Freude an der Musik

Welch ein Vergnügen die Katze doch beim Spiel mit der Technik hat; ich habe dieses Bild im vorigen Jahr auf einer Urlaubsreise in Österreich an einem Kiosk gefunden. Ich kann nicht genau sehen, was das für eine technische Einrichtung ist, aber ich glaube, dass es so ein Kontroll-Pult ist, an dem bei Musikaufnahmen Lautstärke, Ton-Qualität usw. geregelt werden; die Katze spielt offenbar mit großer Begeisterung an den Reglern; will sie „Katzen-Musik“ produzieren? Ich kann mich gut erinnern, dass mein Großvater früher einen bestimmten Typ von Musik als „Katzen-Musik“ bezeichnete; manch ein Musikfreund hört das nicht gern.

Vor vielen Jahren habe ich, als unser Chor mit dem Schweizer Komponisten Paul Burkhard eine Schallplatte aufnahm, gesehen und gehört, wie so ein Gerät funktionierte; es war wahrscheinlich im Vergleich zu heutigen Geräten geradezu antik.

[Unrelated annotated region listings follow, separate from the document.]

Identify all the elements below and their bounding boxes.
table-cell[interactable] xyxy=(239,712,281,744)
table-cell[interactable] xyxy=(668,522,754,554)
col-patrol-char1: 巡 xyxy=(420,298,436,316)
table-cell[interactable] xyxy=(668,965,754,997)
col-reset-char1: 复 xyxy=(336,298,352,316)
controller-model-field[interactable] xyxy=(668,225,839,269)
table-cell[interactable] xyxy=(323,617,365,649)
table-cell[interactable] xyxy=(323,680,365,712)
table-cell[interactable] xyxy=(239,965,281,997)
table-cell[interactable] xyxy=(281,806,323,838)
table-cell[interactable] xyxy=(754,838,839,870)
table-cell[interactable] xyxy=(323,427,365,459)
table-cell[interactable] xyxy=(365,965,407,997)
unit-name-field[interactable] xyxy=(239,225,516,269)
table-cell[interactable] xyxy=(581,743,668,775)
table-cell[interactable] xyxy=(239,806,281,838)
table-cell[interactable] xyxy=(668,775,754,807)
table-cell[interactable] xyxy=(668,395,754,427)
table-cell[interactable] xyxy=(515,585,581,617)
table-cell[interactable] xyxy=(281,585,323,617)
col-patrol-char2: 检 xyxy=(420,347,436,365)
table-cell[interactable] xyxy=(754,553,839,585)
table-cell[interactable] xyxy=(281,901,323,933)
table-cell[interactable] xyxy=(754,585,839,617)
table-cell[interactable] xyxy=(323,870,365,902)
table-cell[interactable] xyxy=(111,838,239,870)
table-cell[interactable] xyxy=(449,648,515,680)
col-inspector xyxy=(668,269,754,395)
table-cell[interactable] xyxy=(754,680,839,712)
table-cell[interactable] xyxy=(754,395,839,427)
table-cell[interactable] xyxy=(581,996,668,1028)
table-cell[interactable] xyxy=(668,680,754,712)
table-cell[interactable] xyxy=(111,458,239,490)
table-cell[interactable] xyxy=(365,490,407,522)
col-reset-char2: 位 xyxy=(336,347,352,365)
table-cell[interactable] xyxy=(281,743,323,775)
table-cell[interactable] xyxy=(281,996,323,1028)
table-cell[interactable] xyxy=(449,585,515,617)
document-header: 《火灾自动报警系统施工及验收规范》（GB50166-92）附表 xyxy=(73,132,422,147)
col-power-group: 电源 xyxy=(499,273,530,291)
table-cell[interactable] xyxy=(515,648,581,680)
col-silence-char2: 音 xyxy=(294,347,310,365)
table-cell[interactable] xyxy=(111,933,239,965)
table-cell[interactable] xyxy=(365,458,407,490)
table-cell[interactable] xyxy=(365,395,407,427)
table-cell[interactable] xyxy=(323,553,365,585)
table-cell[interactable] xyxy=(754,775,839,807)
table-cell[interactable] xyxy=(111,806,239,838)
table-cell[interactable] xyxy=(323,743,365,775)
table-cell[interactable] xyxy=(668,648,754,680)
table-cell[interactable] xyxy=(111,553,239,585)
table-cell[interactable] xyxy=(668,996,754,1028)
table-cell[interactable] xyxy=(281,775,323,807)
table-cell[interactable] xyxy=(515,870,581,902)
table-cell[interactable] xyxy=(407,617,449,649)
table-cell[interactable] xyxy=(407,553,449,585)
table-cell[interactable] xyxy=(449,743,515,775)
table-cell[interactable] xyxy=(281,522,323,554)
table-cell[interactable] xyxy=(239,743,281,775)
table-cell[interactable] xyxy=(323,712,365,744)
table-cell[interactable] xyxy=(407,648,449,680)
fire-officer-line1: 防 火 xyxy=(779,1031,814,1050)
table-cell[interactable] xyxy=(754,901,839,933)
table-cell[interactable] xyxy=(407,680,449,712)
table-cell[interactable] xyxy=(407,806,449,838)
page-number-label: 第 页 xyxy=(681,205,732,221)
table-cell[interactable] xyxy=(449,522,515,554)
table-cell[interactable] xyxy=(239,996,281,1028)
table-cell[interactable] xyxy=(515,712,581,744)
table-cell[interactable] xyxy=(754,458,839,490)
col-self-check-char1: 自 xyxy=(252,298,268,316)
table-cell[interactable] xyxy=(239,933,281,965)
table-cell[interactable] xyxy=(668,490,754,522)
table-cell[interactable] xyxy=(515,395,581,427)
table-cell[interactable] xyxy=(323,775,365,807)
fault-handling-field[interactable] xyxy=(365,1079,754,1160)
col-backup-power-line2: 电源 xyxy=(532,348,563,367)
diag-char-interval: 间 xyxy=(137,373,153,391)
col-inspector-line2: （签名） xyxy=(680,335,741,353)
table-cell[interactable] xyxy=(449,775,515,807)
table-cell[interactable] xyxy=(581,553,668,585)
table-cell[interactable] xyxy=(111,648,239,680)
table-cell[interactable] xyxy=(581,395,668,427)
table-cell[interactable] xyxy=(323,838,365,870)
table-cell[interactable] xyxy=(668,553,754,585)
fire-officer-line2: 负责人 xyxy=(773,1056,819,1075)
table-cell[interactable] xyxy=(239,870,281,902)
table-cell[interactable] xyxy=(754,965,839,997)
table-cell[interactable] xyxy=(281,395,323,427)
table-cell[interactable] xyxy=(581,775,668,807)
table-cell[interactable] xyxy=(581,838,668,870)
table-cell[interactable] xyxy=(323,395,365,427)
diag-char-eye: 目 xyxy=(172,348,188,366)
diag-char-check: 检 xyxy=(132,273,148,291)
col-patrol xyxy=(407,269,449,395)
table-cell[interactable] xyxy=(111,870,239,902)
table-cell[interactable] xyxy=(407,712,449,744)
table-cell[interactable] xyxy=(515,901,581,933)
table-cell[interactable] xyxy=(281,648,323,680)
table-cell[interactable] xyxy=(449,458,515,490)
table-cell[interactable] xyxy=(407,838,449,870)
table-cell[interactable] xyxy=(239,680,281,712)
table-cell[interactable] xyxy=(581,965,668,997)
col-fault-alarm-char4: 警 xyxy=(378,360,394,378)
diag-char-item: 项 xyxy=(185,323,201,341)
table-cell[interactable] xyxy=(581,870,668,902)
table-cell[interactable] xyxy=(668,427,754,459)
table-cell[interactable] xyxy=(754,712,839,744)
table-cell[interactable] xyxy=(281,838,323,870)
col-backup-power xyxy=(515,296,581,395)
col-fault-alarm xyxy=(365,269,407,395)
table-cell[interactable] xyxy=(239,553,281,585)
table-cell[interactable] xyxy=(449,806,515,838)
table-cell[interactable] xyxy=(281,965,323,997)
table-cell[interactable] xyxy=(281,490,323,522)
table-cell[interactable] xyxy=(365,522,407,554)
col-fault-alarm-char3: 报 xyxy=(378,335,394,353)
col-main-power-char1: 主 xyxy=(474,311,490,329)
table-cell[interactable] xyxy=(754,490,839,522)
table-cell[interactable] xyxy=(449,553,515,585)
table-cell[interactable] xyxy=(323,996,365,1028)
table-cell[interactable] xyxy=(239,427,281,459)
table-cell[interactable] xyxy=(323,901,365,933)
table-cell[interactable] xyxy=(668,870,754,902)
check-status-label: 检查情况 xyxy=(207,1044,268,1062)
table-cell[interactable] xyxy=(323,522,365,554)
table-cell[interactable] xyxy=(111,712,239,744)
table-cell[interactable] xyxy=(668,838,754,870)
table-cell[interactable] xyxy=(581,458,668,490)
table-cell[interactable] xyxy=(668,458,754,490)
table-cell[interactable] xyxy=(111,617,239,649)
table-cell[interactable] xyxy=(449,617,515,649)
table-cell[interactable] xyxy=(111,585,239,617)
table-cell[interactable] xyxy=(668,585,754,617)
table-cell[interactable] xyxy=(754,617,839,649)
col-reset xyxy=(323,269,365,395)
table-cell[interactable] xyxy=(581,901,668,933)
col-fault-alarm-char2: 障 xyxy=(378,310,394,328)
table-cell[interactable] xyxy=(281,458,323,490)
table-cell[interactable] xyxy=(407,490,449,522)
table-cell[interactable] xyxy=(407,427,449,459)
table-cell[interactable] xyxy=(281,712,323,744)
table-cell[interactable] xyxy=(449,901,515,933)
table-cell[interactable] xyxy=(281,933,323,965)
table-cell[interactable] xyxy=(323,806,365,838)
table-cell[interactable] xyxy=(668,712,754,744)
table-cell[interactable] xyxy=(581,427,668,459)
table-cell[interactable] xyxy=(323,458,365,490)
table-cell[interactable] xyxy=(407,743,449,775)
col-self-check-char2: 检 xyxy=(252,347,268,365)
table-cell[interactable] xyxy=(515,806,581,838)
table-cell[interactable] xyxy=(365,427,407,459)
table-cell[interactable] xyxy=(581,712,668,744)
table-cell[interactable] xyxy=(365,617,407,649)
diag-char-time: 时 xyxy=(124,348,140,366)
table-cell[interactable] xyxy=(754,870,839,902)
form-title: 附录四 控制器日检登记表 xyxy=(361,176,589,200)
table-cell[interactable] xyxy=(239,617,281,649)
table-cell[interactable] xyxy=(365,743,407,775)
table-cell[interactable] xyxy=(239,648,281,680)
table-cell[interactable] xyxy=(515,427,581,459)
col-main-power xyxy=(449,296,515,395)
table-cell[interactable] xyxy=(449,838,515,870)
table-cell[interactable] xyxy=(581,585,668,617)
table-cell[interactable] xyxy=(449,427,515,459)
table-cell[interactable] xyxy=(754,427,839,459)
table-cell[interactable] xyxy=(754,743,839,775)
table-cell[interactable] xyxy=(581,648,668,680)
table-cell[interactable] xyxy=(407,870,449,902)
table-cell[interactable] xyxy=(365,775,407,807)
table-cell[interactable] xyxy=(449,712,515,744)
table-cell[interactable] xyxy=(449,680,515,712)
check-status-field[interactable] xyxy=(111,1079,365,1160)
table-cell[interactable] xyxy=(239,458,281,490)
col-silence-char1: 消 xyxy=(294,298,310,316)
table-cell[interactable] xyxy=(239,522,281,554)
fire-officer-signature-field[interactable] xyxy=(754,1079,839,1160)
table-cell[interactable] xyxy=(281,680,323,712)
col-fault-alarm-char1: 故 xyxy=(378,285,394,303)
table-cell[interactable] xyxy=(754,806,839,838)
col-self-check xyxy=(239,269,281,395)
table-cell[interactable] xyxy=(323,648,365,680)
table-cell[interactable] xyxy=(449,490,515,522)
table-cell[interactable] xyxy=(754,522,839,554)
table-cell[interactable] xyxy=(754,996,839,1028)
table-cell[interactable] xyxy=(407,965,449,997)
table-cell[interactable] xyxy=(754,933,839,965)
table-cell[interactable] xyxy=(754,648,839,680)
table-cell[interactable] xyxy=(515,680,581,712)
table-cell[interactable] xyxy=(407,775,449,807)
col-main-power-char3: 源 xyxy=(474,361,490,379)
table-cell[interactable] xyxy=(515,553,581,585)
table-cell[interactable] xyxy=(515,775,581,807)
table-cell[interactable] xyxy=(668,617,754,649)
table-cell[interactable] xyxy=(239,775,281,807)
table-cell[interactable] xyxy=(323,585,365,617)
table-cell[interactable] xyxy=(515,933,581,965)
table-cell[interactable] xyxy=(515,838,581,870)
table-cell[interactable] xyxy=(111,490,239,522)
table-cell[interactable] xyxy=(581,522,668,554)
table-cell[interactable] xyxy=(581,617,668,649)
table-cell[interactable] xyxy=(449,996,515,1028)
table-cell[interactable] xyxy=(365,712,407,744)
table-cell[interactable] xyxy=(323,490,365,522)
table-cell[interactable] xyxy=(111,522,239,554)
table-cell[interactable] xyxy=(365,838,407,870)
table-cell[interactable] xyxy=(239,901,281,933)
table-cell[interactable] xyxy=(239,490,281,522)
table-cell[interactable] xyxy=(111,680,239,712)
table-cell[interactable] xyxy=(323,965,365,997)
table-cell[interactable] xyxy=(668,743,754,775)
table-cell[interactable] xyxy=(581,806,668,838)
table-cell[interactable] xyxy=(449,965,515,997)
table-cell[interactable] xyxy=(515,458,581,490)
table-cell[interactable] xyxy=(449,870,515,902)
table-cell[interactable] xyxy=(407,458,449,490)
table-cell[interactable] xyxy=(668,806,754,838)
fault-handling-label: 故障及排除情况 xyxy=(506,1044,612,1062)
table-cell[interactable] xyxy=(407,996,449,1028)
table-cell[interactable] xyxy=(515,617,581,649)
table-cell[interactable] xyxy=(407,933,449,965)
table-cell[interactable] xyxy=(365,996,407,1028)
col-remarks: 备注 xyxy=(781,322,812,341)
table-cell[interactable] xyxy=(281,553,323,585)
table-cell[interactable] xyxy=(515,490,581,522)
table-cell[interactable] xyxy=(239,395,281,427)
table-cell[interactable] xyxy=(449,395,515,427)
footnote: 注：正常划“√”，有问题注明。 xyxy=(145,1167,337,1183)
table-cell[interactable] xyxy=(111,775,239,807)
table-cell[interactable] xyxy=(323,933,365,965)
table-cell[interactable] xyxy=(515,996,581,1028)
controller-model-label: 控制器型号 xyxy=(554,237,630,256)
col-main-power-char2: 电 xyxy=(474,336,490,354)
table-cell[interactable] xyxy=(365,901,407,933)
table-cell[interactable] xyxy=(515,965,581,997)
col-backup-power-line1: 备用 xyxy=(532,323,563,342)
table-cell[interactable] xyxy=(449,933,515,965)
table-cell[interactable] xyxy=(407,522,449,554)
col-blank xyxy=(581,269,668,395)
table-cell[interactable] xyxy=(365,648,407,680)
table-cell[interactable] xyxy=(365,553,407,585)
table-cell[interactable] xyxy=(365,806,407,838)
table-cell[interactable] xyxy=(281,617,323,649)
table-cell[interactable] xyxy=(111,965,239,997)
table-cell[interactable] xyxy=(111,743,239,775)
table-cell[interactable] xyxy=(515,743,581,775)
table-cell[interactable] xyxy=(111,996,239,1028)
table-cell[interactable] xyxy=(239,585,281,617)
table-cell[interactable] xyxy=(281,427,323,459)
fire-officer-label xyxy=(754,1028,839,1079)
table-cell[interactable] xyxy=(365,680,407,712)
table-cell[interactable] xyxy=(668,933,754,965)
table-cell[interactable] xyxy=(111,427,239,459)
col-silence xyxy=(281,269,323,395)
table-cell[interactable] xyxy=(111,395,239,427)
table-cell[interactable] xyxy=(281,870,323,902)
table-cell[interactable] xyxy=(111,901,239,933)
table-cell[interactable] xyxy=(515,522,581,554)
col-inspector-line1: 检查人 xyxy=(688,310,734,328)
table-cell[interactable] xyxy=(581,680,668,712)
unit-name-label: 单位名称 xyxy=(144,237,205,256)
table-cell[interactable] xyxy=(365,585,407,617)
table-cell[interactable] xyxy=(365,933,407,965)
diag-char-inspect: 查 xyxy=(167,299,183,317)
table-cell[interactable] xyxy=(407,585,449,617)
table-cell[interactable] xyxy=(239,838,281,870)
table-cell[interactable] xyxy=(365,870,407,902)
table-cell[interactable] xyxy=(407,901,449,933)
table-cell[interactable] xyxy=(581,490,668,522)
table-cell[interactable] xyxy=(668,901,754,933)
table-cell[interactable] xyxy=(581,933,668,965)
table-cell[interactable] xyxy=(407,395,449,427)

Aber es war doch interessant, wie der Ton- Techniker etwa 50 Meter vom Aufnahme-Ort entfernt in einem geschlossenen Raum saß und über Kopfhörer unsere Gesänge steuerte und konservierte. Besonders interessant fand ich, dass er einzelne Takte unseres Gesanges abrief: er sagte zum Beispiel: Bitte, den Takt 78 noch einmal, und wir Chorsänger mussten dann diesen einen Takt so oft singen, bis er dem Techniker gefiel. Eigentlich fand ich das ein bisschen seltsam: Ist ein Musikstück nicht ein ganzes und nicht nur eine Aneinanderreihung einzelner Takte? Natürlich diente das der Qualität der Aufnahme, aber ich fand, dass wir den späteren Hörer unserer Musik damit ein wenig betrogen. Aber vielleicht ist das in dieser Brache völlig normal.

Ich habe neulich die Schallplatte, bei deren Aufnahme ich vor über 30 Jahren mitgesungen habe, aus meiner Schallplatten-Sammlung herausgeholt und sie gehört; es ist das Singspiel „Freu dich mit uns, Jona“, das die Jona-Gschichte aus dem Alten Testament besingt, und ich kann bei dem freudigen Wiederhören der Platte nicht mehr erkennen, welche Takte nachträglich eingeblendet wurden; es klingt wie eine Einheit.

Allerdings bin ich auch erstaunt, wie sich der Klang der Musik in den drei Jahrzehnten total verändert hat. Die Musik-Technik hat, wie überhaupt die Technik, einen riesigen Sprung nach vorn gemacht. Das hat allerdings auch zur Folge, dass heute ein so gewaltiges Angebot auf dem Musik-Markt ist, dass manches besser nicht aufgenommen wäre. Aber offenbar findet Musik, die inhaltlich ziemlich billig und banal ist, ihre Käufer; es muss allerdings technisch in Ordnung sein.

Ich höre gern meine alten Schallplatten; da ist wirklich viel kostbare nostalgische Musik dabei: eine Platte mit den wunderschönen, frechen Protest-Songs von Franz-Josef Degenhardt; eine Sammlung von Liedern von „Simon and Garfunkel“ oder von Abi und Esther Ofarim; auch die alten Lieder der Beattles sind kostbar. Und meine erste Schallplatte aus dem Jahr 1965 hieß „Jimmy and the Racketts“, auch sie finde ich immer noch schön.

Ich kann also gut verstehen, wenn die Katze nicht nur an der Technik große Freude hat, sondern an der Musik, die uns die Technik zu hören ermöglicht. Die Schränke mit den Schallplatten, den CDs und anderen Musik-Trägern sind doch wirklich eine kulturelle Errungenschaft, an der man seine Freude hat, auch wenn man keine Katze ist.